Opinion | Commentary by Dr. Siegel
Did President Trump return to work too soon after coming down with Covid-19? The Centers for Disease Control and Prevention in August updated its guidelines for health-care workers recovering from the disease. The CDC recommends that for those with mild to moderate illness, returning to work is permissible when “at least 10 days have passed since symptoms first appeared and at least 24 hours have passed since last fever without the use of fever-reducing medications and symptoms (e.g., cough, shortness of breath) have improved.” The CDC also notes that “a test-based strategy is no longer recommended because, in the majority of cases, it results in excluding from work health care professionals who continue to shed detectable SARS-COV-2 RNA but are no longer infectious.”
No one would deny that doctors, nurses and support staff are essential workers, but it’s obviously unwise to return to a hospital or medical office if you are still contagious with Covid. Few would deny, either, that the president is an essential worker. He told me as much Friday in his first on-camera interview since he got sick. He had been concerned about how the disease could have interfered with his ability to do his job: “I didn’t have a problem with breathing, which a lot of people seem to have. I had none of that. But I didn’t feel very vital. I didn’t feel like the president of the U.S. should feel.”
Mr. Trump said that at Walter Reed hospital, the lung scans initially showed congestion, but he felt better after taking the Regeneron cocktail of synthetic antibodies. His physician, Sean Conley, released a letter Monday stating that the president tested negative “on consecutive days” on the Abbott BinaxNOW antigen test—and, more important, that the president’s viral cultures continued to be negative and there was no detectable viral replication.
A White House official told me that the president had “off the charts” antibodies on samples collected after he received the Regeneron infusion. All indications (including multiple viral and genetic tests) were that the virus was no longer viable or infectious after that. This finding, coupled with the promising early results of trials from Eli Lilly and Regeneron, has encouraging implications for early Covid-19 treatment, especially in the elderly and high risk groups.
It is clear by both the CDC criteria as well as the multiple laboratory analyses of the virus itself that Mr. Trump is no longer contagious.

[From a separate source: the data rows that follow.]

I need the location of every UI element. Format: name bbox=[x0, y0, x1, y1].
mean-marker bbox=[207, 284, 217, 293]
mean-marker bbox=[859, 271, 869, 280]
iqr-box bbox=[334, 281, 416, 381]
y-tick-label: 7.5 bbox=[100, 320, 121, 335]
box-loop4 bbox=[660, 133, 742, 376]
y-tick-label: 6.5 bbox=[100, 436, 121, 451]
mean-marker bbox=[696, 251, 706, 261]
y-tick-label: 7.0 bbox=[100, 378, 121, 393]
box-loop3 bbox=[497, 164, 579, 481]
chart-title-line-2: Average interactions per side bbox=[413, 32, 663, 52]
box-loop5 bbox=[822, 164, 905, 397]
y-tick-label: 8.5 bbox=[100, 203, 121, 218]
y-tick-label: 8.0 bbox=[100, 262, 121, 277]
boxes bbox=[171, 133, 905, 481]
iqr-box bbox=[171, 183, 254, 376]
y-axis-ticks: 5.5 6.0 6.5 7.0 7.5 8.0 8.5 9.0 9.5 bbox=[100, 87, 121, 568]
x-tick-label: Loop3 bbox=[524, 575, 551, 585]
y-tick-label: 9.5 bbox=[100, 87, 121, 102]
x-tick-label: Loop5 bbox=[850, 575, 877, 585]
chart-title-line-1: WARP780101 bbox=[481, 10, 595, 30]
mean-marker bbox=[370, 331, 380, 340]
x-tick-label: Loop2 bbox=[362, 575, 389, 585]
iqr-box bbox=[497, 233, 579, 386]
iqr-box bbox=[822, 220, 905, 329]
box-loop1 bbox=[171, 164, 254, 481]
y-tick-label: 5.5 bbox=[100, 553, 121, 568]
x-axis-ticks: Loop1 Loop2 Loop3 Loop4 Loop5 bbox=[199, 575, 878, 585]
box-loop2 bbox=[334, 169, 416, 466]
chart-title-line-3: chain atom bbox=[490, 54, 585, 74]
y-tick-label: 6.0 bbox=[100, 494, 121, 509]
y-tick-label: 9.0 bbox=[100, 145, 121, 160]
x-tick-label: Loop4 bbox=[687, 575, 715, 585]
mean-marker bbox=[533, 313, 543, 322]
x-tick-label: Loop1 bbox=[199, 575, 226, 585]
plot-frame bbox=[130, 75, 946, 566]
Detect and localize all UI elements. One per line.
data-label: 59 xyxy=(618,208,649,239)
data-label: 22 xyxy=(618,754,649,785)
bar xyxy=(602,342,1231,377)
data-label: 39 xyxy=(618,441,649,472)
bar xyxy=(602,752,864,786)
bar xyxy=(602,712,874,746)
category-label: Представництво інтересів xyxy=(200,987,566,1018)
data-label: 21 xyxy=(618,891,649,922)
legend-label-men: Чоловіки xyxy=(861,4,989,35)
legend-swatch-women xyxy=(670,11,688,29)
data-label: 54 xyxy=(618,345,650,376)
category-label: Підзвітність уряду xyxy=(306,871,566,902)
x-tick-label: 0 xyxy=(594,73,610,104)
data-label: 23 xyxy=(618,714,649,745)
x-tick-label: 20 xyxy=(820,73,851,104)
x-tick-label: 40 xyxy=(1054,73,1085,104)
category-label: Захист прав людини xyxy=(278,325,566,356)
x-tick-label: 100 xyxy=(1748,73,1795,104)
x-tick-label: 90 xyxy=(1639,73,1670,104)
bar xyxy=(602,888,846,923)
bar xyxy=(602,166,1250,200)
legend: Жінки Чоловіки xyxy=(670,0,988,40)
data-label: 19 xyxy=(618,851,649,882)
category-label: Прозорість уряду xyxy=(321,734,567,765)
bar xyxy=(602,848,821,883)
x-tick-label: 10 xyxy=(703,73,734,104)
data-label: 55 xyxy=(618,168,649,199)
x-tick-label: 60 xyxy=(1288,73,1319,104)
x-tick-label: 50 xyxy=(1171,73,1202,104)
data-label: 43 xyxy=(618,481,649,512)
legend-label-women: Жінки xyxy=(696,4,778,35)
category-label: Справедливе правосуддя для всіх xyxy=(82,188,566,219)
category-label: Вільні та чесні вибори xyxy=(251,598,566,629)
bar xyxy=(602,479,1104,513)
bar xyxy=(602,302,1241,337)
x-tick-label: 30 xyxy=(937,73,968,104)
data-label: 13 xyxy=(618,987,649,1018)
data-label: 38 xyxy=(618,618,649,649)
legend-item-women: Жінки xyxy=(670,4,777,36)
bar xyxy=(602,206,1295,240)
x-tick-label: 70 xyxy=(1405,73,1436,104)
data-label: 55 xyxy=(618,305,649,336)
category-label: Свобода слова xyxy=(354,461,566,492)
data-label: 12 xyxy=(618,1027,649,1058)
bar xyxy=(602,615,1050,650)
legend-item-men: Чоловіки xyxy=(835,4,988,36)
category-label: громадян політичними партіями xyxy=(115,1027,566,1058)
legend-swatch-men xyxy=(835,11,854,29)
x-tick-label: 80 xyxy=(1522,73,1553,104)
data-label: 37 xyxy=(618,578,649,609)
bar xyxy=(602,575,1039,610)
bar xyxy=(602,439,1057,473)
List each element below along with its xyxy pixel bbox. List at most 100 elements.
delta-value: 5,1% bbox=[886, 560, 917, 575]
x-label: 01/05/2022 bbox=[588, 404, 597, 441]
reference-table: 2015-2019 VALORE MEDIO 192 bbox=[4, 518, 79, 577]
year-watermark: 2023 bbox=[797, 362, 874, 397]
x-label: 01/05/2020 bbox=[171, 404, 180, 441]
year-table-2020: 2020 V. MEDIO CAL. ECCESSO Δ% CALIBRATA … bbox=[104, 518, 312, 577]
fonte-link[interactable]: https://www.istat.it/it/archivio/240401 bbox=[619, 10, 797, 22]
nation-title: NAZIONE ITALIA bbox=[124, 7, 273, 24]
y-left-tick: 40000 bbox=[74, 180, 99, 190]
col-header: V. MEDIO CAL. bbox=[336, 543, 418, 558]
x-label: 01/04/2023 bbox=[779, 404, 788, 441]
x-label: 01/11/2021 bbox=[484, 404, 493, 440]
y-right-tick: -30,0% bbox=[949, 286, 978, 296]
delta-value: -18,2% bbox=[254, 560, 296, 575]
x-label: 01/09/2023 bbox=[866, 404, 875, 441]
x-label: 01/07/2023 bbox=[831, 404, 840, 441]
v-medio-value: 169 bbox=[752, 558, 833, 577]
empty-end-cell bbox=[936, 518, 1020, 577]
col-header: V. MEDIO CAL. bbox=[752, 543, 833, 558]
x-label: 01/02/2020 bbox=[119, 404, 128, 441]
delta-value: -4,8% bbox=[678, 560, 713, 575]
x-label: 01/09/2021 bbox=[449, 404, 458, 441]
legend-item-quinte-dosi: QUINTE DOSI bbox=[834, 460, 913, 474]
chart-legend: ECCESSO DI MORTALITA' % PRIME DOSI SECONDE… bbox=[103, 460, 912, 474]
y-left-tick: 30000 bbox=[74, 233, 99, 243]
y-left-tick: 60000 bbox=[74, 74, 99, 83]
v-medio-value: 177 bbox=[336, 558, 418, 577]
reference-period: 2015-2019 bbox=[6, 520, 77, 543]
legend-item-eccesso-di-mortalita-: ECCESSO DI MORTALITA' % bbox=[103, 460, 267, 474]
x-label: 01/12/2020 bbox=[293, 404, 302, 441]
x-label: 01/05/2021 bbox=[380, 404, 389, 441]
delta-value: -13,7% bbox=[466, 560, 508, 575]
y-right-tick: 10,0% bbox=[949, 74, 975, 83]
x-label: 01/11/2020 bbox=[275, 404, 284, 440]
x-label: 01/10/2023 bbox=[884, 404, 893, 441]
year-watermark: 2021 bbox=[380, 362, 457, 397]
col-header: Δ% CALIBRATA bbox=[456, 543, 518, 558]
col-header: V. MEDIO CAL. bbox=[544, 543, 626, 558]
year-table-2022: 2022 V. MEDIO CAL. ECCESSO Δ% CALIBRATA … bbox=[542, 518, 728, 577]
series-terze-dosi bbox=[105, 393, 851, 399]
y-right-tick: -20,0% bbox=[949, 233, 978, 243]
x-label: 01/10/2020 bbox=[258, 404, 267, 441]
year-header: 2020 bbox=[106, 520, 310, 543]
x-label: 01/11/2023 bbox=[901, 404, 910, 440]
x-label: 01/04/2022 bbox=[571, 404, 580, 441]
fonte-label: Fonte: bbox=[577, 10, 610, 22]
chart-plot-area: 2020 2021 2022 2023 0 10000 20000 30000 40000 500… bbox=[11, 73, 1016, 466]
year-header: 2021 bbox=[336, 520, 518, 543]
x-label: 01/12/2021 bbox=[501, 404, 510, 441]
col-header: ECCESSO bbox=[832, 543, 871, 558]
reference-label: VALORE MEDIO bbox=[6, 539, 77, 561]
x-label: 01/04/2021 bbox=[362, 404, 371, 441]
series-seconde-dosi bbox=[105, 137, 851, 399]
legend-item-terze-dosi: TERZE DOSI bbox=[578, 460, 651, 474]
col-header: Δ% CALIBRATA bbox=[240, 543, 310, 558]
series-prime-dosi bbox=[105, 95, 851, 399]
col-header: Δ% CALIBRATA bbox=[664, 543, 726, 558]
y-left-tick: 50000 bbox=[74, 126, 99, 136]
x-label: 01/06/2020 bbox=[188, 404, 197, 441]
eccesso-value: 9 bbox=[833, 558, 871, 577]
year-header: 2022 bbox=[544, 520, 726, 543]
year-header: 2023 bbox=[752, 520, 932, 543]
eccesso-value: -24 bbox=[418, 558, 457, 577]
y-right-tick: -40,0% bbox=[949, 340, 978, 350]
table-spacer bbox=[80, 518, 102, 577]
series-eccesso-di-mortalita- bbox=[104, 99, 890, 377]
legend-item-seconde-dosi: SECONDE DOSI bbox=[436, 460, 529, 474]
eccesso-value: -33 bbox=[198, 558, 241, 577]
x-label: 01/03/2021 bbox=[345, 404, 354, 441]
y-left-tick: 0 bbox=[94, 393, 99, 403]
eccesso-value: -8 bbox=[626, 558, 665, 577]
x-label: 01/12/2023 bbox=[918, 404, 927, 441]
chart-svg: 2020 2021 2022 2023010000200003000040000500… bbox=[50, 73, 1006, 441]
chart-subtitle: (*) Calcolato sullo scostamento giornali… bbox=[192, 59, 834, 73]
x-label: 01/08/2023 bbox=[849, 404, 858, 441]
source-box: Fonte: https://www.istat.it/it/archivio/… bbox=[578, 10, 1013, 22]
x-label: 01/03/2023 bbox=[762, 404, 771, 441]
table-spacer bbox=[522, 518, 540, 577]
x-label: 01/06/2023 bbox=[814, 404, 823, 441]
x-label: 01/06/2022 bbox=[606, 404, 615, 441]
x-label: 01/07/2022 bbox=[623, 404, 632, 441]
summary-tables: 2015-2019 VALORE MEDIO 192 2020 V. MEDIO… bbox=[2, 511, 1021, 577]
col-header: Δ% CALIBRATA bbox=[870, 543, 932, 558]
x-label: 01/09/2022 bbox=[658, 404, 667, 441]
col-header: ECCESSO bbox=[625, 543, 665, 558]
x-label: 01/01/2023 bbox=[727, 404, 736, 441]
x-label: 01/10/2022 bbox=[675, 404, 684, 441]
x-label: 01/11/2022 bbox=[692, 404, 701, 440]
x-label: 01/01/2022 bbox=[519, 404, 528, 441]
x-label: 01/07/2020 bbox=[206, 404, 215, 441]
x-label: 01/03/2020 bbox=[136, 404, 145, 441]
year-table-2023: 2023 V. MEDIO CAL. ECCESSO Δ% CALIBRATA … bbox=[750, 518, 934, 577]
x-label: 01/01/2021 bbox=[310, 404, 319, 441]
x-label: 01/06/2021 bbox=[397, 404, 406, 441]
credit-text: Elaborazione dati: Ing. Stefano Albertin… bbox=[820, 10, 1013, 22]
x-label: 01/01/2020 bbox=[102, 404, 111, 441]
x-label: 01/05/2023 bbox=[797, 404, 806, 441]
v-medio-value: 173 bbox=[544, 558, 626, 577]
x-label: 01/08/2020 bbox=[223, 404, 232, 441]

The president told me in a late July interview that he was more excited about therapeutics in the short term even than vaccines. He said he thought a day could come soon when a patient might receive a treatment for Covid and walk out of the hospital the next day. I thought he was too hopeful. But he was prescient.
Monoclonal antibodies are the October surprise for the science of Covid, rather than for the politics.
Dr. Siegel is a clinical professor of medicine and medical director of Doctor Radio at NYU Langone Health, a Fox News medical correspondent, and author of “COVID: The Politics of Fear and the Power of Science.”